With more than 75 accessible exercises and practices, along with adaptations for the individual needs of a wide range of children and teens, this inspiring guidebook brings you road-tested insights and tools for:

  • Tapping the power of the imagination, play, and creativity.
  • Body-based mindfulness and movement practices.
  • Creatively overcoming resistance and gaining kids’ buy-in.
  • The mindful use of technology and social media.
  • Building the foundation through your own personal practice.
  • Attending and Befriending -are two positive responses to stress.
  • Setting intentions and managing expectations of new practitioners.

Sharing mindfulness in a formal setting including schools and workplaces. Extending our practice into the larger communities we share Seeds of mindfulness can be planted in anyone at any time-seeds that under the right conditions can burst and bloom into a life of compassion and connection, writes Dr. Willard. Growing Up Mindful invites you to embark on something incredible and world-changing as you join the growing community of adults bringing wonder, curiosity, and reflection back into childhood and adolescence.

Mindfulness for children-growin-up-mindful

Slowing down our minds (We are “mind full” instead of mindful)

Mindfulness practices provide counterbalances to our busy world, because encourage us to slow down, stop the rush, be instead of do, experience instead of think. For kids, the brain relaxes not only during mindfulness practices but also in:

  • free play
  • recess
  • meditation
  • vacation
  • nap time / daydreaming
  • doodling / drawing
  • exploring the world around them, spending time with nature.

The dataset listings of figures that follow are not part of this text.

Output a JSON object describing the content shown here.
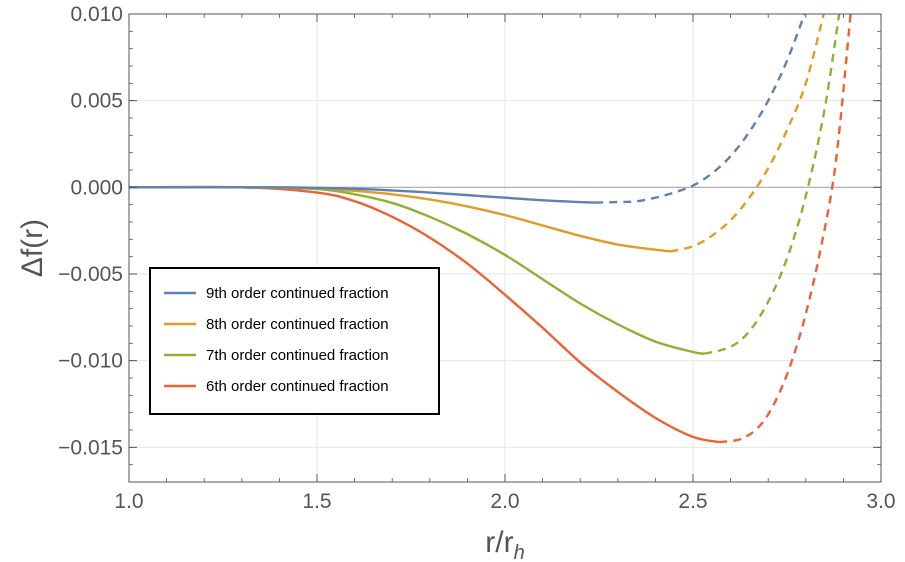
{
  "chart_data": {
    "type": "line",
    "xlabel": "r/r",
    "xlabel_sub": "h",
    "ylabel": "Δf(r)",
    "xlim": [
      1.0,
      3.0
    ],
    "ylim": [
      -0.017,
      0.01
    ],
    "xticks": [
      1.0,
      1.5,
      2.0,
      2.5,
      3.0
    ],
    "xtick_labels": [
      "1.0",
      "1.5",
      "2.0",
      "2.5",
      "3.0"
    ],
    "yticks": [
      0.01,
      0.005,
      0.0,
      -0.005,
      -0.01,
      -0.015
    ],
    "ytick_labels": [
      "0.010",
      "0.005",
      "0.000",
      "−0.005",
      "−0.010",
      "−0.015"
    ],
    "grid": true,
    "legend_position": "lower-left",
    "series": [
      {
        "name": "9th order continued fraction",
        "color": "#5e81b5",
        "solid": {
          "x": [
            1.0,
            1.2,
            1.4,
            1.5,
            1.6,
            1.7,
            1.8,
            1.9,
            2.0,
            2.1,
            2.2,
            2.24
          ],
          "y": [
            0.0,
            0.0,
            0.0,
            -3e-05,
            -8e-05,
            -0.00018,
            -0.0003,
            -0.00045,
            -0.0006,
            -0.00075,
            -0.00085,
            -0.00088
          ]
        },
        "dashed": {
          "x": [
            2.24,
            2.3,
            2.35,
            2.4,
            2.45,
            2.5,
            2.55,
            2.6,
            2.65,
            2.7,
            2.75,
            2.8
          ],
          "y": [
            -0.00088,
            -0.00085,
            -0.0008,
            -0.0006,
            -0.0003,
            0.0001,
            0.0008,
            0.0018,
            0.0032,
            0.005,
            0.0073,
            0.0102
          ]
        }
      },
      {
        "name": "8th order continued fraction",
        "color": "#e19c24",
        "solid": {
          "x": [
            1.0,
            1.3,
            1.5,
            1.6,
            1.7,
            1.8,
            1.9,
            2.0,
            2.1,
            2.2,
            2.3,
            2.4,
            2.44
          ],
          "y": [
            0.0,
            0.0,
            -5e-05,
            -0.0002,
            -0.0004,
            -0.0007,
            -0.0011,
            -0.0016,
            -0.0022,
            -0.0028,
            -0.0033,
            -0.0036,
            -0.0037
          ]
        },
        "dashed": {
          "x": [
            2.44,
            2.5,
            2.55,
            2.6,
            2.65,
            2.7,
            2.75,
            2.8,
            2.85
          ],
          "y": [
            -0.0037,
            -0.0034,
            -0.0028,
            -0.0019,
            -0.0006,
            0.0011,
            0.0033,
            0.006,
            0.0102
          ]
        }
      },
      {
        "name": "7th order continued fraction",
        "color": "#8fb032",
        "solid": {
          "x": [
            1.0,
            1.3,
            1.5,
            1.6,
            1.7,
            1.8,
            1.9,
            2.0,
            2.1,
            2.2,
            2.3,
            2.4,
            2.5,
            2.53
          ],
          "y": [
            0.0,
            0.0,
            -0.0001,
            -0.0004,
            -0.0009,
            -0.0017,
            -0.0027,
            -0.0039,
            -0.0053,
            -0.0067,
            -0.0079,
            -0.0089,
            -0.0095,
            -0.0096
          ]
        },
        "dashed": {
          "x": [
            2.53,
            2.6,
            2.65,
            2.7,
            2.75,
            2.8,
            2.85,
            2.89
          ],
          "y": [
            -0.0096,
            -0.0092,
            -0.0083,
            -0.0066,
            -0.0041,
            -0.0005,
            0.0045,
            0.0102
          ]
        }
      },
      {
        "name": "6th order continued fraction",
        "color": "#eb6235",
        "solid": {
          "x": [
            1.0,
            1.3,
            1.5,
            1.6,
            1.7,
            1.8,
            1.9,
            2.0,
            2.1,
            2.2,
            2.3,
            2.4,
            2.5,
            2.57
          ],
          "y": [
            0.0,
            0.0,
            -0.0003,
            -0.0008,
            -0.0017,
            -0.0029,
            -0.0044,
            -0.0062,
            -0.0081,
            -0.0101,
            -0.0118,
            -0.0133,
            -0.0144,
            -0.0147
          ]
        },
        "dashed": {
          "x": [
            2.57,
            2.63,
            2.68,
            2.72,
            2.76,
            2.8,
            2.84,
            2.88,
            2.92
          ],
          "y": [
            -0.0147,
            -0.0145,
            -0.0137,
            -0.0123,
            -0.0102,
            -0.0073,
            -0.0035,
            0.0015,
            0.0102
          ]
        }
      }
    ]
  }
}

Young people are falling into the busyness trap. They are frequently overbooked, distracted, constantly with new technology devices bombarding them with new things to do, to watch, to listen. Staying busy became an obsession, before even they become adults. That’s why, it is so important to learn how to slow down and manage their responses to stress.

Introducing Mindfulness to kids

Step1: Take Time to Prepare the Soil

Ensure that you have a good relationship with them. When kids trust and connect with you, in general, and in the moment, they are more likely to give the whole mindfulness thing a try. If you meet any resistance slow down. That good relationship is a key and you do so by emerging out of your own mindfulness and compassion. Your relationship with your child is more important than any mindfulness.

Step2: Assess What you Can – and Cannot – Change

Set and know your intentions. Usually, parents have an underlying agenda – like behavior changes that you want to see. Yet offering mindfulness with the agenda of change sends a message to kids that they are broken and in need of fixing. The thing is you can’t change the kids, you may only change your approach and how you relate with them. You may encourage change in their environment and create the conditions under which that positive change you are seeking is likely to occur.

Step3: Consider Your Kids

Think about their personalities, and interests. A kid who loves sports might be motivated to learn mindfulness if she can do so by exploring movement or body-based exercises. Kids who love art could start with mindful drawing, sculpting, and observation activities.


Step 4: Bring it in and Generate Buy-in

Only you know what will catch your kids’ attention. Tailoring the pitch to them will inspire and make mindfulness more appealing. Here are some tips that you could try:

  • Tap into their desires, and show them how it helps to achieve what they want
  • Identify role models
  • Pique their curiosity
  • Discuss stress and its effects
  • Enlist the help of other kids
  • Emphasize freedom
  • Ask them to join you in your practice
  • Do informal practices with them
  • Be honest and realistic

More information in the book. Highly recommended.